5. Monitors (Declarative Alerting)

Monitors are declarative rules that evaluate conditions on temporal metrics and execute actions when triggered:

[[monitors]]
name = "high_risk_drift"
description = "Alert when user language shifts toward risk pattern"
condition = { type = "drift_exceeds", threshold = 0.3, window = "7d" }
action = { type = "webhook_post", url = "https://alerts.example.com/cvx" }
check_interval = "1h"
severity = "high"

[[monitors]]
name = "model_silence"
description = "Alert when no embeddings arrive from production model"
condition = { type = "silence_exceeds", duration = "6h" }
action = { type = "emit_event" }
check_interval = "30m"
severity = "critical"

Available conditions: drift_exceeds, change_point_detected, velocity_exceeds, silence_exceeds, and custom_query.

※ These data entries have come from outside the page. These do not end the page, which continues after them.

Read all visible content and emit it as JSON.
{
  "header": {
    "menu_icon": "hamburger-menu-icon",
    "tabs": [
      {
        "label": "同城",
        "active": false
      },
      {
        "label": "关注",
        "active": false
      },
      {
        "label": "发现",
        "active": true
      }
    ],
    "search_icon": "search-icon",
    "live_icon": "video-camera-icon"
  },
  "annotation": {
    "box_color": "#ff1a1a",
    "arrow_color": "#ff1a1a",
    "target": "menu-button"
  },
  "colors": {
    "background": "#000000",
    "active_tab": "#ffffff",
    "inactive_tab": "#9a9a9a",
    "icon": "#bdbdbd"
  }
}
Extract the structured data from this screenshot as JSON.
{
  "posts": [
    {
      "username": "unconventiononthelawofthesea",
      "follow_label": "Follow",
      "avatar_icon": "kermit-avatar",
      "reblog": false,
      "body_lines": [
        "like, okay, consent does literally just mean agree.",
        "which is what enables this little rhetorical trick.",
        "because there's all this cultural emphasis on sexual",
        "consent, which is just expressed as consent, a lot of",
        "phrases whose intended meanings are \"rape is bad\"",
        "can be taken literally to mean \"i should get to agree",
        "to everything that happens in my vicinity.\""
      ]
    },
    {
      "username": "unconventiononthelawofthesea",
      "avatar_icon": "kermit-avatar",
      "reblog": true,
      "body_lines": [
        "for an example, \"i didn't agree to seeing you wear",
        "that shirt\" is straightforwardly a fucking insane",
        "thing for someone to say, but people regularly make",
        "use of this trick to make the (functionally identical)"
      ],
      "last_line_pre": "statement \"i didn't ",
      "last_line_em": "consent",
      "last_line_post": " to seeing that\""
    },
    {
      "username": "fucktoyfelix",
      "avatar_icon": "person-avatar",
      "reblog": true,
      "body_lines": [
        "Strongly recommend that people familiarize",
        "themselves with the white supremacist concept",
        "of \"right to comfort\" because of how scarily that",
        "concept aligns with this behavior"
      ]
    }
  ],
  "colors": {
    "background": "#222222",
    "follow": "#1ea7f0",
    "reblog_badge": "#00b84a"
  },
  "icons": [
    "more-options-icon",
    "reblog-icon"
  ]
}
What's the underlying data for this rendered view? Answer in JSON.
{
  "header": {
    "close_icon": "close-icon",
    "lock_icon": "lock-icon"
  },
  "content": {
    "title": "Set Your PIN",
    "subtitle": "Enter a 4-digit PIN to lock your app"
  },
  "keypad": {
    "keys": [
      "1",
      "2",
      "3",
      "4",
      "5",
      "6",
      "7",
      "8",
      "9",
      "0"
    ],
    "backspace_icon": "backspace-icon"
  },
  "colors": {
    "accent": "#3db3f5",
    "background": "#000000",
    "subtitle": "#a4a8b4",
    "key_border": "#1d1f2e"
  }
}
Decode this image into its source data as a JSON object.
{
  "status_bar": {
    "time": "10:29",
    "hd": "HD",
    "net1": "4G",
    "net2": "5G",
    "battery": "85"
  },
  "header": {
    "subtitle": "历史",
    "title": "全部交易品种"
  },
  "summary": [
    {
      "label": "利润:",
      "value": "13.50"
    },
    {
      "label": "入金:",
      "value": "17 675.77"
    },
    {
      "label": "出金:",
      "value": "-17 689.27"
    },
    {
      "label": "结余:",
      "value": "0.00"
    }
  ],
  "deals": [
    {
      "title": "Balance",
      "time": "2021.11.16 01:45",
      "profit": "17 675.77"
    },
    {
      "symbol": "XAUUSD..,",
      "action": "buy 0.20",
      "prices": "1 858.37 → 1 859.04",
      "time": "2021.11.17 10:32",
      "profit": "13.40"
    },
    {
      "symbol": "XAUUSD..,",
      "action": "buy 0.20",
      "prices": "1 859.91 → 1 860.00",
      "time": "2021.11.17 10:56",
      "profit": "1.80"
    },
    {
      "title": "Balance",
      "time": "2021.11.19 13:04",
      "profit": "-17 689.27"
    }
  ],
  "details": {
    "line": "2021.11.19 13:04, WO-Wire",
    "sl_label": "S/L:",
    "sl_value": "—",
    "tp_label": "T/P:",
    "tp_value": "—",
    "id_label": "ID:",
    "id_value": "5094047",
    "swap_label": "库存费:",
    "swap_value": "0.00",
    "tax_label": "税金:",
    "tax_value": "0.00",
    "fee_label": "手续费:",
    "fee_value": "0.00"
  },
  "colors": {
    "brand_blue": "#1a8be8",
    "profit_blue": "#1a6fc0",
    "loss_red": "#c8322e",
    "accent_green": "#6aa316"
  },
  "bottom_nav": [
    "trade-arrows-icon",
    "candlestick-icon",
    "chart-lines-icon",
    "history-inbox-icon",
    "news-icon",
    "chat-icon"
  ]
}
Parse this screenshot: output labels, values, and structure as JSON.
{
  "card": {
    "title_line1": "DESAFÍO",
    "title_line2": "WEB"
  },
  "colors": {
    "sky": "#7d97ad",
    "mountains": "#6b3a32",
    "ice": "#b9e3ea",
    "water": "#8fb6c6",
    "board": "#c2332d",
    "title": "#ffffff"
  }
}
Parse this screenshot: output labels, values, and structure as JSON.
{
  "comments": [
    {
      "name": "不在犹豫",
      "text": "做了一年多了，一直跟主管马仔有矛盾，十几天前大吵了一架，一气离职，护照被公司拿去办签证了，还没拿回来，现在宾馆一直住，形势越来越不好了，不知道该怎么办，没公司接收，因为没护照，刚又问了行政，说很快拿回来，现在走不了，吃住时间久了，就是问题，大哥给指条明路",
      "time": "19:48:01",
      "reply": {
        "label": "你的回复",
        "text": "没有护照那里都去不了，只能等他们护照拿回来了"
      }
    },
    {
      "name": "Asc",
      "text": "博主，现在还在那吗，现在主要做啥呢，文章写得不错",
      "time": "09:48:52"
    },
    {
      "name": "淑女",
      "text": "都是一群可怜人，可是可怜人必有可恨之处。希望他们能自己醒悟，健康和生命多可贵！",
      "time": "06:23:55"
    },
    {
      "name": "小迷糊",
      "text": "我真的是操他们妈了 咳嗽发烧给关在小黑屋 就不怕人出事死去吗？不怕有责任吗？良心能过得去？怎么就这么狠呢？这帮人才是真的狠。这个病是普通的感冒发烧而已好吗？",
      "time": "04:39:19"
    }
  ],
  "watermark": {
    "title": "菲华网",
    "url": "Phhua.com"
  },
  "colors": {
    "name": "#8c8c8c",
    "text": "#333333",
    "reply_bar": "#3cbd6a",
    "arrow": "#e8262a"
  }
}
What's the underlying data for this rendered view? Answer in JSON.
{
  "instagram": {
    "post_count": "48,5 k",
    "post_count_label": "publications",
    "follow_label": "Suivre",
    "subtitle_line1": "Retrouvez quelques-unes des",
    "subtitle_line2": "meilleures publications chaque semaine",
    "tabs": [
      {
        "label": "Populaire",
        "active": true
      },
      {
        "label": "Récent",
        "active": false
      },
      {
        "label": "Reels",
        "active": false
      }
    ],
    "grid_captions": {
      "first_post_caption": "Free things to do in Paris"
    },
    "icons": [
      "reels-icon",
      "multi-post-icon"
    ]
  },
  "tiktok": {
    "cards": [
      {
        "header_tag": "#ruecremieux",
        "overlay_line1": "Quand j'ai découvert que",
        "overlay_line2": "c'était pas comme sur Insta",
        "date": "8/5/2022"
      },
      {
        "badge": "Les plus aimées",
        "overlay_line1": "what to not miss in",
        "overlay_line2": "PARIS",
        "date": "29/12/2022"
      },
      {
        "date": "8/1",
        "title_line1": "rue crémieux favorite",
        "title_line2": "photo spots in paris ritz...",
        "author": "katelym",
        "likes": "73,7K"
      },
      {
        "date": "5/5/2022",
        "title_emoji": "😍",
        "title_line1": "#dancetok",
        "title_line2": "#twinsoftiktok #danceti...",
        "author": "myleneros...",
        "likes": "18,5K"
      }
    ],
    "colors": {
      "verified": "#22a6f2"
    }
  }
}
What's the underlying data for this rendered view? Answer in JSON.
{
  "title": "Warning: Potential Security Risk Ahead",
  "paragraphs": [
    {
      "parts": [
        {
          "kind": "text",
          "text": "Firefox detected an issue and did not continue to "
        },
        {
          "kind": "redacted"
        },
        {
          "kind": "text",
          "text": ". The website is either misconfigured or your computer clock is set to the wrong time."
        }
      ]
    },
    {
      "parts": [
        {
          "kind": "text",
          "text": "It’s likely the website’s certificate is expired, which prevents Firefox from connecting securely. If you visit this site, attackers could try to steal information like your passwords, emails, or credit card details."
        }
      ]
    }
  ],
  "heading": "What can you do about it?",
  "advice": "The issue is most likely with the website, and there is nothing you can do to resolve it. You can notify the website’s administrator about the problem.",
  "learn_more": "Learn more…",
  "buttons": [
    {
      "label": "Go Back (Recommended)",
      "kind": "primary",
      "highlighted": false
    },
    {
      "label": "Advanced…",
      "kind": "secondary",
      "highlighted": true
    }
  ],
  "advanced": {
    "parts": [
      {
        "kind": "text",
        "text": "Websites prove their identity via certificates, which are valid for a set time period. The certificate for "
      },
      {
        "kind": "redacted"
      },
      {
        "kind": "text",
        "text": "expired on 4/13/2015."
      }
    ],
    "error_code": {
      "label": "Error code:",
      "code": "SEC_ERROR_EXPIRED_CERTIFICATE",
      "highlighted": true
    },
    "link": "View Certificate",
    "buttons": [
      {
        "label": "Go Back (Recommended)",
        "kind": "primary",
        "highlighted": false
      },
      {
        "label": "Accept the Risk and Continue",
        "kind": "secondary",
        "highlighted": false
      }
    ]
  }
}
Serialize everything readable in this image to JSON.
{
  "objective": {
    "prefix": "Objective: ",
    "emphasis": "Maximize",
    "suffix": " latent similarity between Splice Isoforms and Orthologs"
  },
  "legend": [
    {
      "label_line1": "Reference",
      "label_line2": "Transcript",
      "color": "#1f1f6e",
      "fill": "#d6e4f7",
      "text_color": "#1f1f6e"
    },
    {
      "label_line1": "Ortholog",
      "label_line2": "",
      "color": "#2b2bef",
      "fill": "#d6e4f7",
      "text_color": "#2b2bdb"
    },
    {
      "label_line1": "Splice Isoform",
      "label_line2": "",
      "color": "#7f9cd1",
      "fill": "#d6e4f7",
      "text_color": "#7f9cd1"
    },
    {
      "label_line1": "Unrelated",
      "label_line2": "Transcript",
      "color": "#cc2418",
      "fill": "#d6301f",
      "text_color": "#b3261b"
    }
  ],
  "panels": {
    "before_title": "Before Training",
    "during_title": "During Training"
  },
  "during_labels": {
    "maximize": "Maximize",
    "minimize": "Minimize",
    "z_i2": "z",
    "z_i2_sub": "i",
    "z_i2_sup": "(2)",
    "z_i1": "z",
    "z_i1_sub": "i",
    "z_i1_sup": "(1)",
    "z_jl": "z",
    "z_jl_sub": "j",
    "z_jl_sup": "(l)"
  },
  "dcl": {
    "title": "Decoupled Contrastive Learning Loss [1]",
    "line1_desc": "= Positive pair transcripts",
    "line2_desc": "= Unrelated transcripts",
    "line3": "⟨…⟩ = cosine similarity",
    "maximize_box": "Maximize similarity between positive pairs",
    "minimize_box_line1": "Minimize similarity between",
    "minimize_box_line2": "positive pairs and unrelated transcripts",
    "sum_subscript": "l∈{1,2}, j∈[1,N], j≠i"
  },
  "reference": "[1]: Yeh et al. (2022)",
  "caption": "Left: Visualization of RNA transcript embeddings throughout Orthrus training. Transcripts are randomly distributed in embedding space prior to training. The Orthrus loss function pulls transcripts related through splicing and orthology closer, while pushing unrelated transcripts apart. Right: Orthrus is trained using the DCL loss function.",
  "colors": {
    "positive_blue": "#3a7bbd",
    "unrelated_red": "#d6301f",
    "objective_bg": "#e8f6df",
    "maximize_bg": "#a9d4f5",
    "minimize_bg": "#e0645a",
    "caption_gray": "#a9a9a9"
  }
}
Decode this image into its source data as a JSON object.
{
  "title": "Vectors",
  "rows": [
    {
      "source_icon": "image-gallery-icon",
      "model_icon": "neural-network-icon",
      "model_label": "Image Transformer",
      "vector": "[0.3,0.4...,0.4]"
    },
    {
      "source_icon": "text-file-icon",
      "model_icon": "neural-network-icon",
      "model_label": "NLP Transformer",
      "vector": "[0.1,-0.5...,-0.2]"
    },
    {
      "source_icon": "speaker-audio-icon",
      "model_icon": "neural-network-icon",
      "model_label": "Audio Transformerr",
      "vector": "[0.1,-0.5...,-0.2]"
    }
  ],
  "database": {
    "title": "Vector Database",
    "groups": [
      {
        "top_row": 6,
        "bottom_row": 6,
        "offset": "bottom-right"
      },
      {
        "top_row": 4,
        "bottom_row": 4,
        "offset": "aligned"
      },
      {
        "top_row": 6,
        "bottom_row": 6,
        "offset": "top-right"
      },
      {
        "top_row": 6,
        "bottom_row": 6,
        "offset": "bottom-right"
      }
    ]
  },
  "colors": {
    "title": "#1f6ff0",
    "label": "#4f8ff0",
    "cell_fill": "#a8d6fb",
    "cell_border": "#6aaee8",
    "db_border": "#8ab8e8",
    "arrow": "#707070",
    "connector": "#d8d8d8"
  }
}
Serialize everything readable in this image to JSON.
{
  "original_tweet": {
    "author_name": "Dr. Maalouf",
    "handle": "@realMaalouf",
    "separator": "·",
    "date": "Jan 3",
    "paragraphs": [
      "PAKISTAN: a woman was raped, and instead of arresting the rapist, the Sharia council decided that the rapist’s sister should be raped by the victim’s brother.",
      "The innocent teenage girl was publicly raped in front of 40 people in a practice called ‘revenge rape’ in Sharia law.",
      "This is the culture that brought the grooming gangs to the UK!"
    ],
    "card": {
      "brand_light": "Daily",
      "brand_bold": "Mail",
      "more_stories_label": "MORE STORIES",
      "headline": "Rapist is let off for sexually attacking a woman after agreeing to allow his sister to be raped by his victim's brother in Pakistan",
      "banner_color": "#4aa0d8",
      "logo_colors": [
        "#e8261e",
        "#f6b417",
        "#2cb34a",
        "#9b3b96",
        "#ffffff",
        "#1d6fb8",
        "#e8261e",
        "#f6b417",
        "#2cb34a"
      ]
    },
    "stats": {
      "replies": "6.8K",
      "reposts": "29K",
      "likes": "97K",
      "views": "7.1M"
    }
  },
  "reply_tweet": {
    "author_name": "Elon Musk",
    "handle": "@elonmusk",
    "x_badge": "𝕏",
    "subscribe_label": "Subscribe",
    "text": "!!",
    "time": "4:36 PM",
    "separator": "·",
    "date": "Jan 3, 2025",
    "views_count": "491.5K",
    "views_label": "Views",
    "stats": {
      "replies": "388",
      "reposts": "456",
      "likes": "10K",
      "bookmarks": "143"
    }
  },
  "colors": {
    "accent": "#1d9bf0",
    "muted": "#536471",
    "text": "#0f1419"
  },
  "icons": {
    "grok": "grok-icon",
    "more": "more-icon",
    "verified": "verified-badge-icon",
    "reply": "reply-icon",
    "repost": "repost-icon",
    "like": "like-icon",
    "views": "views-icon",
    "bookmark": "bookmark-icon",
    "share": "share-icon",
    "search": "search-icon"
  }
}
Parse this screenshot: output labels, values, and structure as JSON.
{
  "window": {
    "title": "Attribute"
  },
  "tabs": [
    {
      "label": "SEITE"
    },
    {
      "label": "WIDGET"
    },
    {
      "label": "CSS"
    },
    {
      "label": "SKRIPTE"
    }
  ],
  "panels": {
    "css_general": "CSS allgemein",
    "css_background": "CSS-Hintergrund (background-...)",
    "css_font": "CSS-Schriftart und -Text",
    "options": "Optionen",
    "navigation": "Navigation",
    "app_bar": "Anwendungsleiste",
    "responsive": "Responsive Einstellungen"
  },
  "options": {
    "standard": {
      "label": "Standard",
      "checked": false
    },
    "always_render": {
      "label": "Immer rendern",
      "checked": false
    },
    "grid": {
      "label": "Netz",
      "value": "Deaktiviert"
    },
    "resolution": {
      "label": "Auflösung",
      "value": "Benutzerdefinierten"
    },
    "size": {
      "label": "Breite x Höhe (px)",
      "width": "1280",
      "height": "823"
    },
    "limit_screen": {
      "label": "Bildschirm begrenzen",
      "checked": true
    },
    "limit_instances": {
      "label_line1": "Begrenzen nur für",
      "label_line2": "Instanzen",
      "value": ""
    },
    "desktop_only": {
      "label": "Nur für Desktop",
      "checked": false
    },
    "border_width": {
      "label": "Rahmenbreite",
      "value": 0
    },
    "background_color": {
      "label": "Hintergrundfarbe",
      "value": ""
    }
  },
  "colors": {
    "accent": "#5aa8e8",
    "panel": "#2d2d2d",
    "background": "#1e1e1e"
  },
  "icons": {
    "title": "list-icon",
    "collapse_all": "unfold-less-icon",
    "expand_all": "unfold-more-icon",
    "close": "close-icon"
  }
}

Available actions: emit_event (push to gRPC stream), webhook_post, log.

Periodic monitors leverage materialized views when available. Event-driven monitors (like change_point_detected) hook into BOCPD’s real-time stream. Deduplication prevents repeated alerts within a configurable cooldown window.

What We Explicitly Do NOT Do

Concept	Status	Reason
Query-time federation	Rejected	Temporal analytics require complete history. PELT over a partial window fetched at query time is meaningless.
SQL interface	Rejected	Temporal embeddings are not tabular. Drift, alignment, and change point detection do not express naturally in SQL.
Distributed query optimizer	Rejected	CVX is not a SQL engine. Temporal queries are analytic operations on series, not relational joins.
Data catalog & discovery	Rejected	Too broad. CVX registers spaces and model versions — that is sufficient. Full catalogs are separate products (Apache Atlas, DataHub).
Row/column level security	Rejected	Security is handled at the API Gateway layer, not in the storage engine.

Performance Targets

Component	Operation	Target
Source connectors	Incremental sync (S3, 10K records)	< 30s
Source connectors	Kafka throughput	50K records/s
Model alignment	Procrustes (10K entities, $D=768$ )	< 30s
Model alignment	Canonical projection per point	< 0.1ms
Materialized views	Single-entity lookup	< 1ms
Materialized views	Invalidation marking	< 0.1ms
Provenance	Lookup (single entity, full trajectory)	< 5ms
Monitors	Condition evaluation	< 10ms